Suçluyu bıraktık ihbarcıyı arıyoruz

Suçluyu bıraktık ihbarcıyı arıyoruz
7 Mart 2013 00:40

AKP-PKK görüşmeleri yurt dışından yurt içine taşındı. Oslo görüşmeleri yerini İmralı görüşmelerine bıraktı.


Hilmi SARAL H&H YORUM

İyi de oldu. Dolaylı görüşmektense direk görüşmek daha sağlıklı olur nede olsa. Yurt dışına adam göndereceksin, konuşacaksın, dönüp gelecekler. Konuşulanlara “Sayın Öcalan(!)” ne diyor diye bekleyeceksin. Zaman alıyor. Doğrudan doğruya “Sayın Öcalan(!)”la görüşürsün olur biter. Hem görüşme heyetini de Öcalan belirlediği için yanlış anlamalar da ortadan kalkmış olur.

Artık halkımız alıştırıldığı için görüşme yapıldığını inkâr etmek gereği de duymuyorlar. Oslo görüşmelerinin duyulmasından sonra Başbakan Erdoğan’ın yaşadığı panik neydi öyle? Sanki hiç haberi yokmuş gibi “Görüşen şerefsizdir, görüştü diyen de şerefsizdir, ispat etmeyen de şerefsizdir” diyerek esti savurdu. Yandaş, yalaka medya aracılığı ile halkımızı öyle bir hale getirdiler ki AKP-PKK görüşmeleri sıradan kahve konuşmaları gibi algılanmaya başladı. Artık Başbakan Erdoğan Türkiye Cumhuriyetinin geleceğini Abdullah Öcalan’la birlikte kurgulamaktadır.

Bu kurgunun içinde neler var, neler konuşuluyor, sistem mi değişecek, harita mı? Bunlar kamuoyundan saklanıyor. Başbakan “Bana güvenin, gerisini merak etmeyin” havasında işleri götürürken görüşme tutanakları basına sızdırıldı. Görüşmenin tarafları, kader ve suç ortakları ağız birliği içinde; tutanakları yayınlayan gazeteciye saldırmaya ve sızmayı kimin yaptığını aramaya başladılar. Suçluluğun telaşi içinde konuyu saptırmak için, tutanağın içeriğini unutturmak umuduyla hafiye gibi tutanakları sızdırana dikkatleri çektiler. Kim sızdırırsa sızdırsın önemli olan AKP ile PKK’nın hangi konularda anlaştıkları değil mi? 

Başbakan “Eğer böyle gazetecilik yapacaksan, batsın senin gazeteciliğin” diye fırçayı kayarken, Ahmet Türk, “Tutanakların sızdırılması ahlaksızlıktır” diyerek ahlak dersi verdi! Gülten Kışanak ise “Sızdırma bizden olamaz” açıklamasıyla suç ortağına suçsuzluğunu açıkladı.
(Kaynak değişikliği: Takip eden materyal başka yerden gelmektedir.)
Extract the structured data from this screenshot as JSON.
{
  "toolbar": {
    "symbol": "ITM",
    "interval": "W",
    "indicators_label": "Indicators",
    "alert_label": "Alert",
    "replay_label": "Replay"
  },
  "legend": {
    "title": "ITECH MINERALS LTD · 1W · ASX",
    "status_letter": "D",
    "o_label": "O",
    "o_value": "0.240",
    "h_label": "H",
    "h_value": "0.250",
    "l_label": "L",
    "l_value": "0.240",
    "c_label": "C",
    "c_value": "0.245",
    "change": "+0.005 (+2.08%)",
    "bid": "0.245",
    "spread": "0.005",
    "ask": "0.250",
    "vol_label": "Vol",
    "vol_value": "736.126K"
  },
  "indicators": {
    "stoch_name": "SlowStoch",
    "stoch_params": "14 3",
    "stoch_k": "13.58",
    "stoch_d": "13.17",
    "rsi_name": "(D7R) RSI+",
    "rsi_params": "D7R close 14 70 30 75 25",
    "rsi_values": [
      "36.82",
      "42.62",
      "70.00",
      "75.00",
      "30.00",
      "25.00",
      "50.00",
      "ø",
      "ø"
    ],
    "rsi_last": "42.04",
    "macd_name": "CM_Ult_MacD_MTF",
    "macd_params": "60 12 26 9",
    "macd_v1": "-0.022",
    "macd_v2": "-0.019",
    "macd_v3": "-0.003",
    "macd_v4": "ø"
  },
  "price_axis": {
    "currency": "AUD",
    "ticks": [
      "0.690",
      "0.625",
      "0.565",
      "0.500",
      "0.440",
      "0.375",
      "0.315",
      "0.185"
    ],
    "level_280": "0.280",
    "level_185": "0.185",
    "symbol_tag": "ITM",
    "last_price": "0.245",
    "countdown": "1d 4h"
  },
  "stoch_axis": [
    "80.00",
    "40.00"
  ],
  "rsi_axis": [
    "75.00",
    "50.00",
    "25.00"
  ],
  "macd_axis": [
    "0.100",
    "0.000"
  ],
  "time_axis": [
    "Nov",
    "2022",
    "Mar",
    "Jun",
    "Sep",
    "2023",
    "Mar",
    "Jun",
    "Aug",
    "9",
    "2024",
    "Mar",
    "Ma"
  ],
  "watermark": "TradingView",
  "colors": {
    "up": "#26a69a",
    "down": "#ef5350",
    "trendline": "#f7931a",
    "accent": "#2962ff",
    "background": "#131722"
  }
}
Başbakan Balıkesir’de sivil toplum temsilcilerine konuşurken bu konuyu gündem yaptı. Bu görüşmelerden rahatsız olduğunu söyleyen bir gaziyi “istismarcılıkla” suçladı. “Gazi olabilirsin eyvallah, bu bir şereftir. Bununla övün ama istismar etmeyin. Önüne gelen herkes gazi şehit derneği kuruyor” diyerek  bütün istismarların kendisi tarafından yapılabileceğini herkese ilan etti.

“Birisi de kalkmış ‘Genel af olacak mı?’diye sormuş. Kardeşim sen bizi hiç dinlemiyorsun “  diye azarladı onu. “Genel af yok” diye kestirip attı. Attı ama bu “Özel af” yok anlamına gelmiyor tabi. PKK’lılara özel af çıkacağı sızdırılan tutanaklarda var. Hatırlarsanız daha önce de “Terör örgütünün yöneticisine bir kereye mahsus olmak üzere” af çıkarmak istemişlerdi de suçüstü yakalanıp vaz geçmişlerdi.

“Eğer benim istihbarat örgütüm örgütle görüşüyorsa, siz bundan niye rahatsız oluyorsunuz?” diye de sordu Başbakan.

Başbakan niye rahatsız olduğumuzu biliyor olmalı, neden böyle bir soru sorduğunu da biz anlamadık! Biz ki Başbakanımıza çok güveniyoruz, onun her dediğini tartışmasız kabul ediyoruz, birileri terör örgütüyle görüşürse elbette rahatsız oluruz. Çünkü bizim Başbakanımız demişti ki “Terör örgütüyle görüşen şerefsizdir”.

Siz bu durumda terör örgütüyle görüşen bir başbakanınız olmasını ister misiniz, bu durum sizi rahatsız etmez mi?